Tubes: A Journey to the Center of the Internet

Image of Tubes: A Journey to the Center of the Internet
Author(s): 
Release Date: 
May 29, 2012
Publisher/Imprint: 
Ecco
Pages: 
304
Reviewed by: 

“Mr. Blum paints a vivid picture of the Internet, and gives a sense that it is more than just the mysterious interstitial digital space between your computer and mine.”

Where is the Internet?

That’s a question that we ask when a local road crew accidently slices through our Comcast cable, and we come from work to find (horrors!) that we have no cable TV or email. And indeed, it’s the question that author Andrew Blum asked when a Luddite squirrel chewed through his cable.

But unlike the rest of us, it occurred to Mr. Blum that the question has a second, much deeper interpretation: not “where?” in the sense of “What happened to it?” but rather the more literal “Where is it physically located?”

At first glance the question doesn’t seem especially meaningful or interesting—like asking “Where is electricity?”—yet it is anything but. Much like electricity, water, or any of the infrastructures of the industrial age, the Internet does have a physical presence, diverse in character, simultaneously robust and vulnerable, and concentrated into a surprisingly small number of nexuses.

Andrew Blum is a correspondent for Wired—the grandfather of digital age magazines—and is thus himself very much wired, physically and philosophically, to the Net. His errant squirrel sends him on a quest to visit and get a sense of the physical presence of the Internet, to get a tangible understanding of the huge disk farms, the power-gulping data centers, the vast ranks of routers and glowing fiber nervous systems that lie behind every email we open and every Facebook status that we post.

There’s a lot of it out there, surprisingly easy to overlook. And much like the electrical backbone that powers the nation and sits nearly invisibly behind every wall outlet, there is a huge and growing physical industry behind it.

Yet at the same time, also like electricity, the Internet has become so integrated into our daily life that is has nearly receded altogether from our conscious awareness: we no more think about routers and data centers when we are Googling a taco recipe then we think about step-down transformers when we throw a light switch to enter a dark room.

But Mr.
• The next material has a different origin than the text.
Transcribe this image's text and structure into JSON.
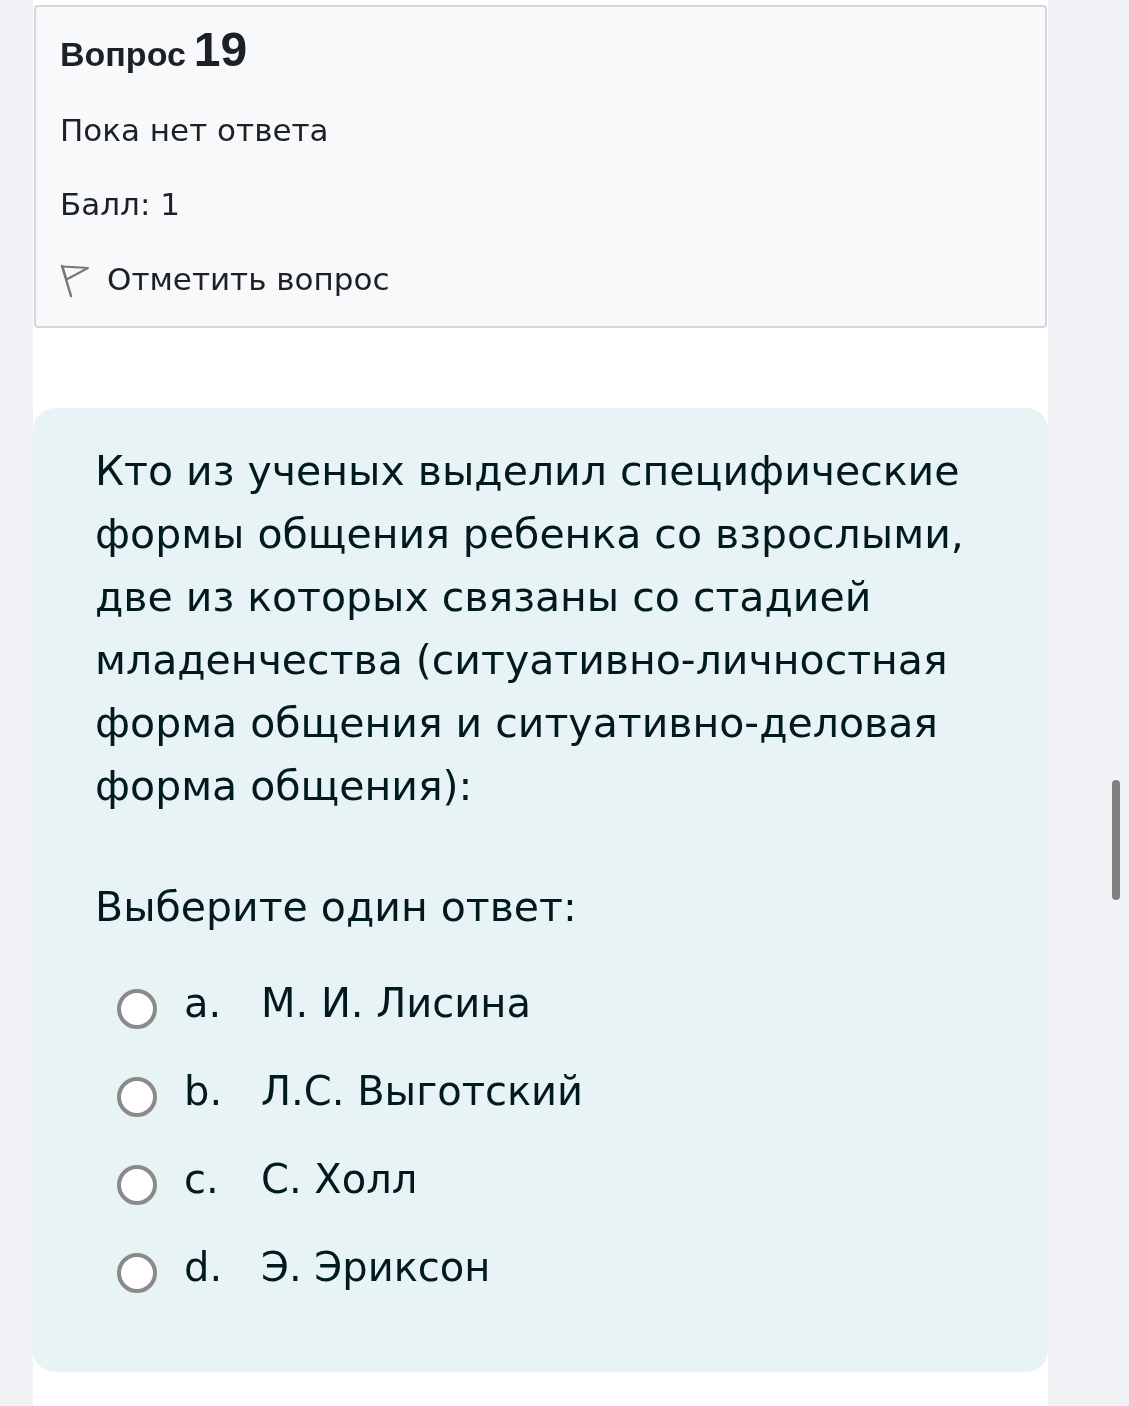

Blum does think about it, and wants to culture a physical awareness of our digital selves. And so he becomes our digital Virgil, guiding us through dimly lit caverns of server racks, and illuminating the history not only of the Internet as a whole, but of the individual routing centers and the companies that own or lease them.

Why is this important? Because we depend on them, and because the companies behind them have varying philosophies about infrastructure and openness whose execution have real effects upon our lives. In some cases these are dictated by the laws of physics. Data centers need power and cool air, and staggering amounts of both—a large data center gulps the wattage of a small city, and throws off a concomitant amount of heat—and so it is no coincidence that Google, Microsoft, and Facebook all have a huge physical presence in central Oregon, home of the extensive Bonneville Power Authority as well as an unlimited natural bounty of cold dry air.

But each company creates and manages its infrastructure in a way that seemingly mirrors its digital face to the outside world: in preparation for construction of a huge data center, Facebook announces its intentions with fanfare, trumpeting to the scattered, thinly-populated nearby towns that “Facebook is coming!” . . . while Google sends silent scouts under cover of shell corporations, masking its intentions and very identity until the last possible moment, then shielding its data centers from prying reportorial eyes behind layers of closemouthed engineers and anodyne-spewing corporate flacks.

The Internet’s communications on-ramps show a similar range of character, from leased routing centers architected to resemble the sets of science fiction movies—somewhat unnecessarily, but the better to convey a sense of security and cutting-edge technology to potential customers—to lonely beachside huts on the western coast of England, where transatlantic fiber optic cables come ashore to connect with the Continent, silently launching terabits of data on its way, every second.

Mr. Blum visits them all, or at least one of every type of installation, it seems, as he tries to imbue a sense of place to the Internet itself, and to convey that sense to our intuition.

Mr. Blum succeeds, sometimes through sheer persistence—after a description of yet another routing center, I confess to occasionally feeling that I had been here before—and sometimes through an earnest style that is occasionally a tad too self-aware but never ponderous.

His writing is easy and apt, and he navigates the thicket of network jargon without ever bogging us down. The occasional navel gazing is a forgivable lapse: He writes at one point that “I was looking for enlightenment, for a new sense of my digital self”; a data center is described as “the storehouse of the digital soul.”

Get a grip, man!

But these are nits. The important thing is that the Internet, if not exactly a place, is a real, physical thing whose operation involves places and people and ways of thinking.

Mr. Blum paints a vivid picture of the Internet, and gives a sense that it is more than just the mysterious interstitial digital space between your computer and mine. It is, increasingly, the backbone that supports our daily life, and Mr. Blum is an able anatomist.